Building on the strong results in the Danish single trial, we will aim at replication and expansion of the study in a Norwegian context. The initial study will be expanded in terms of the number of participants, injury characteristics will be included, and outcome measures of relevance to real-life functioning and possible underlying mechanisms of change will be explored. Self-efficacy is generalizable by nature (self-efficacy gained from mastery experiences in one situation generalizes to others); thus, WM rehabilitation effects are expected to generalize and transfer to other domains in daily life.
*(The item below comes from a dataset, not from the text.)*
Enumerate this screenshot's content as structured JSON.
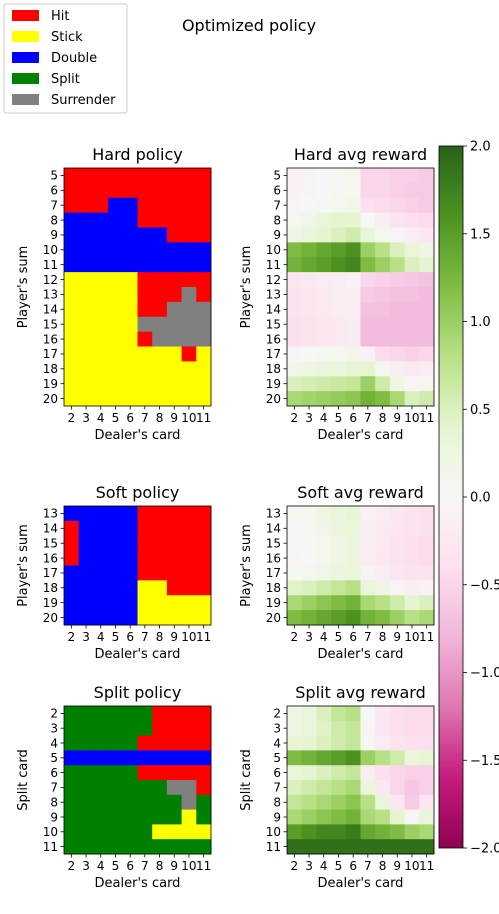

If previous findings are replicated, and transfer effects documented, patients may have improved WM capacity, including everyday WM, improved activities of daily living, self-efficacy, psychological well-being, and quality of life. These factors are critical to independence and may in turn affect the need for community support, community integration, and return to work. The intervention is manual based and short (four sessions) and is conducted in an outpatient clinic. Hypnotic interventions are typically brief, cost-effective, suitable for both in- and outpatients, for adolescents and adults, and can be learned easily; suggestions can be administered either by another person (hetero-hypnosis) or self-administered (self-hypnosis), adding portability to the mix of benefits. As the study that is being replicated is the only one to test hypnosis in rehabilitation of WM, a lack of replication, i.e., null findings, would also be highly informative to the field. Regardless of outcome, this study can provide valuable insights to other research groups and inform future studies. Study findings may inform future studies exploring the use of clinical hypnosis in other areas of rehabilitation, such as mild TBI (i.e., post-concussion symptoms), and in other neurological conditions where WM deficit is prominent, such as multiple sclerosis and Parkinson’s disease. A next step could also be to explore potential effects beyond the domain of WM, as studies have shown that self-efficacy is associated with mental health [27], quality of life [26], functional independence [28], and community integration [29]. This study thus has the potential to influence how we understand the clinical significance of psychological factors, like self-efficacy, on functioning after ABI. If successful, our ambition is to provide recommendations and materials to implement hypnotic suggestion as an adjunct treatment following ABI in Norwegian rehabilitation clinics.

Trial status

The study was approved by the Regional Committee for Medical and Health Research Ethics in May 2021 and funded by Foundation Dam in December 2021. Recruitment for the RCT began at Sunnaas Rehabilitation Hospital in October 2022 and will end when we have enrolled the estimated sample size of 90, estimated June/July 2024.

Plans for communicating important protocol modifications

Protocol modifications of importance will be reported to the Data Protection Office at Sunnaas Hospital, and amendments will be made to the trial registry (ClinicalTrials.gov) and Open Science Framework.